There are three types of muscle, striated, smooth and cardiac. All three have some things in common. Their contraction and relaxation creates mechanical energy that translates to movement of the body and internal body functions. All muscles have cells arranged in groups of fibers, imbedded in connective tissue and bound together by intercellular substance.
Striated muscles usually spend the most time with in an effort to be, as it’s known in Hawaii, “luking goood.” Striated muscle tissue consists of bundles of fibers called fasiculi made up of long nucleated cells with myofibrils in alternating dark and light bands that give them a striped appearance. Groups of fibers lie parallel to each other and each is enclosed in a membrane called perimysium. Each complete muscle is encased in a sheath called epimysium which is encased in sheets of connective tissue, deep fascia, that separate individual muscles. These are the muscles of the skeleton, eyelids, tongue and soft palate, eye, scalp, pharynx and upper esophagus. These are the voluntary muscles and are stimulated by impulses from fibers of the cerebrospinal nerves. If nerves of these muscles are severed, the muscle will atrophy and paralysis results.
The voluntary actions of the skeletal muscles is involved in the control, posture and movements of the body such as walking, talking, moving the fingers, swallowing, movements of the eyes, and the voluntary action of the abdominal muscles for respiration and elimination.
Skeletal muscle have the ability to contract and extend, to stretch and twist, the ability to regain their original shape and size after being stretched and to respond to a stimulus. The usual muscle stimulus consists of a nerve impulse resulting from a change in the internal or external environment due to a chemical, electrical, mechanical or thermal influence. A weak stimulus will produce a weak muscle contraction involving only a few fibers. If the stimulus is strong the reaction may involve all the fibers of the muscle.
A single stimulus will invoke a contraction and then an immediate release. A continuous or rapidly repeating stimuli will result in a sustained contraction called a tetanus (as in lockjaw). If this condition is continued for a period of time the muscle gradually loses the ability to contract and fatigue sets in. Fatigue is due to the muscles’ inability to synthesize adenosine triphosphate (ATP). ATP is essential for the production of energy used in muscle contractions. Acute, physiologic fatigue is usually a temporary condition with the muscle(s) regaining their ability to contract after a period of rest. Chronic fatigue is usually a symptom of underlying disease or pathological conditions.

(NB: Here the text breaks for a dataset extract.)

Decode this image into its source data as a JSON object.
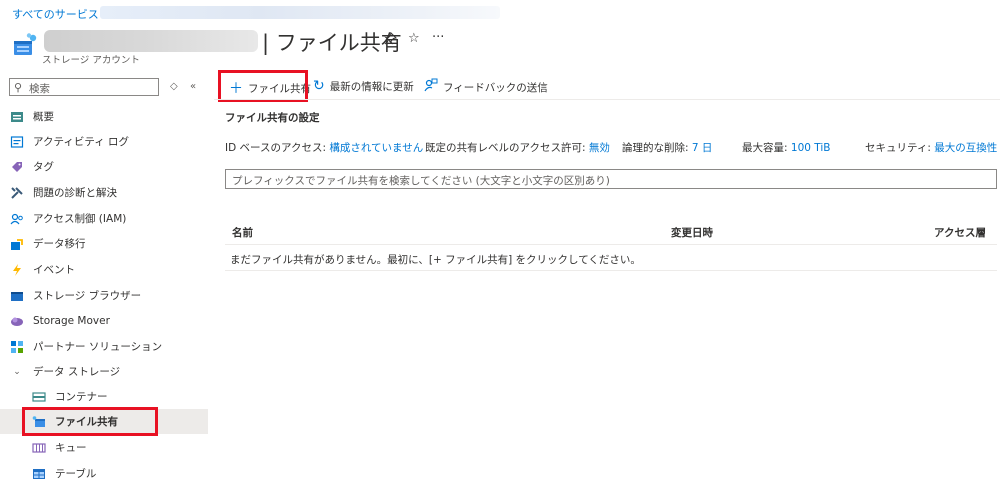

Skeletal muscles work on the principal of leverage with the bones acting as the lever or fulcrum. There are three classes of levers: class 1 is where the fulcrum lies between the lever and the resistance. The triceps muscle extending the arm below the elbow is an example. Class 2 lever is when the resistance is between the power and the fulcrum. Example is when the gastrocnemius (calf) muscle raises the weight of the body on the toes. Class 3 lever is when the power applied is between the resistance and the fulcrum. When the biceps flexes the arm at the elbow is an example. Most levers of the human body are types 1 or 3. All three types are essential since different lever types allow for speed at the expense of power, power at the expense of speed or the ability to change the direction of movement.
Skeletal muscles have two attachment points. The end that remains relatively still is known as the origin end and the other is the insertion end, or moveable end. When a muscle contracts the insertion end moves closer to the origin end. Either end in some muscles in the extremities can function as the origin. Some muscles, the biceps brachii for example which acts on both the humerus and radius, can traverse two joints bringing about an action at either or both ends.
There are four types of skeletal muscles: prime movers, antagonists, synergists and fixators. Prime movers are muscles that bear the responsibility for a particular movement. The biceps, which flexes the forearm, is this type muscle. Antagonists are muscles that produce an opposite action to the prime mover. The triceps, when straightening the forearm is an example. Synergists prevent undesirable actions. Example: a pronator that resists undesirable action by a prime mover. Fixators are muscles that stabilize a part. Example: stopping the shoulder from moving when the arm is flexed.